Stop Forecasting the AI Weather. Dress for the Climate.
Almost everyone is using AI now. Stanford’s AI Index 2026 found that 88% of organizations have adopted it in some form. Yet hardly any have AI running on its own, without a person steering it. That number is still in the low single digits.
That gap is what makes AI so hard to think about today. The headlines say you’re falling dangerously behind. The reality on the ground says almost nothing runs by itself yet. Both are true. And every expert reads them differently.
The temptation is to pick a side: go all in, or pull back. The better move is to notice that nearly everything you’re being asked to react to is a prediction. So the real question isn’t whose forecast is right. It’s whether your strategy should depend on a forecast at all.
Weather Is Not Climate
Think of it like the weather and the climate.
Weather is the daily noise: the soaring valuations, the new model launches, the “AGI is almost here” claims, the “it’s all a bubble” essays. It’s loud, dramatic, and changes by the week. Nobody can reliably predict it: not the optimists, not the pessimists, not you.

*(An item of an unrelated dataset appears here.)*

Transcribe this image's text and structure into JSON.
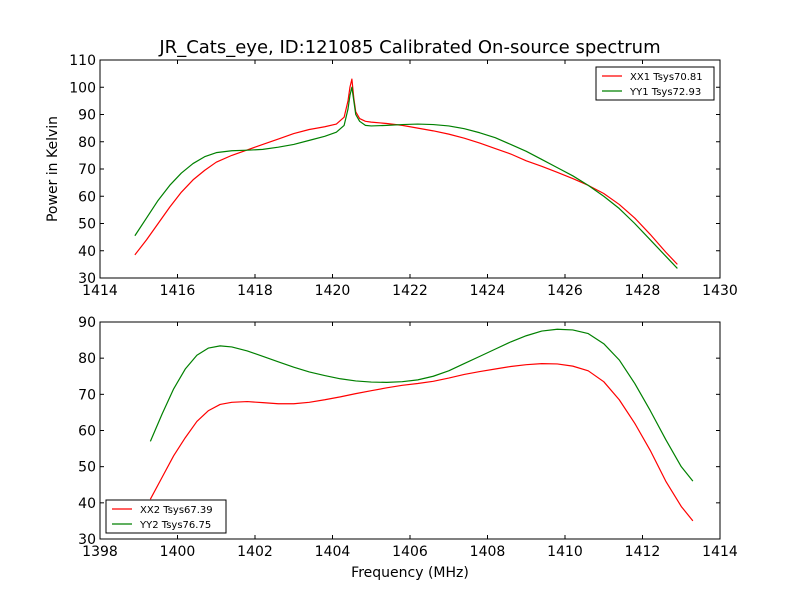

Climate is the underlying trend: AI keeps getting cheaper and more capable, year after year, through every boom and every scare. That doesn’t make headlines, because it doesn’t change between Tuesday and Thursday. But it’s what actually determines what’s possible in your business over the next few years.
You don’t sell your house because of a storm. You also don’t build one without knowing the climate it has to stand in. The common mistake is confusing the two: making a multi-year decision based on this week’s weather. Panicking at a gloomy essay is the same error as scrambling after a flashy launch. Both let a forecast you can’t trust drive a commitment you can’t easily undo.
The Bubble Is Real, but It’s Not Your Risk
Is there an AI bubble? Maybe. The money is staggering: global corporate AI investment hit roughly $580 billion in 2025, more than double the year before. A handful of giant firms control nearly the whole supply chain, from chips to apps. If a few of their assumptions turn out wrong, a lot of money is exposed at once.
But notice whose risk that is. It belongs to investors and vendors, the people betting on which AI labs survive and at what price. It tells you almost nothing about whether the specific, practical use of AI on your own roadmap will pay off. That’s the weather. It’s someone else’s forecast to worry about.
The Climate Is Steadily Improving
Underneath the noise, the trend is remarkably consistent. The cost of using a leading AI model fell from about $20 to $0.07 per million words of text (tokens) in roughly two years, close to 300 times cheaper. The tools keep getting better, the value people get from them is rising fast, and most of them are still free.
The lesson: don’t freeze just because something better might arrive next year. The AI in front of you today is already cheaper and more capable than it was a year ago, and it’ll be cheaper and more capable again next year. That’s the climate you’re planning for.
Why Good Teams Still Get Caught in the Rain
If the trend is so favorable, why do so many AI projects flop? Usually not because of the technology. They fail for ordinary reasons: no clear goal, so nobody can say what success looks like; no real place in the workflow, so the output goes nowhere; no rules around it, so problems surface the hard way; no clear owner, so the project quietly stalls.
It helps to know AI’s strange shape. It can be brilliant at one task and hopeless at the one right next to it. A top model can win a maths olympiad yet read an ordinary clock face correctly only about half the time. The takeaway isn’t “AI is unreliable.” It’s: point it at the things it does well, and it works for you; point it at its weak spots, and you get rained on.
Two quick examples. IKEA’s operator bought an AI tool to plan delivery routes and cut wasted driving, expecting to save around €100 million a year. Not glamorous, but focused, practical, and paying off. By contrast, MEDVi, a US telehealth platform, boasted of $1.8 billion in projected sales while collecting an FDA warning letter and lawsuits over its AI claims. That’s chasing the hype and leaving the basics behind.
How to Dress for the Climate
Five simple moves:
- Start with a real business problem, not a model. Choose uses you can measure. If you can’t measure it, it’s a science project.
- Run lots of small, cheap experiments. Expect most to fail, by design. The few winners pay for the rest.
- Set the rules before you scale. Training, data protection, and basic guardrails aren’t red tape; they’re what let you move fast without getting hurt.
- Stay flexible on vendors. The “best” model changes every few months. Keep things loosely connected so switching is an upgrade, not a rebuild.
- Plan for next year’s AI, not today’s. Today’s limits won’t last. Assume it keeps getting better, because it reliably does.
A Bursting Bubble Would Be Good News
Here’s the surprising part. If the bubble does burst, a disciplined team isn’t a victim, but a winner. Computing gets cheaper. The hype-driven waste clears out. Talent frees up. And vendors can no longer sell on buzz; they have to prove real value. A burst clears the weather. It doesn’t change the climate.
That’s why the people who win the next decade won’t be the best forecasters. Nobody can forecast the weather. The winners will be the ones who stop trying, and build something that works in any weather.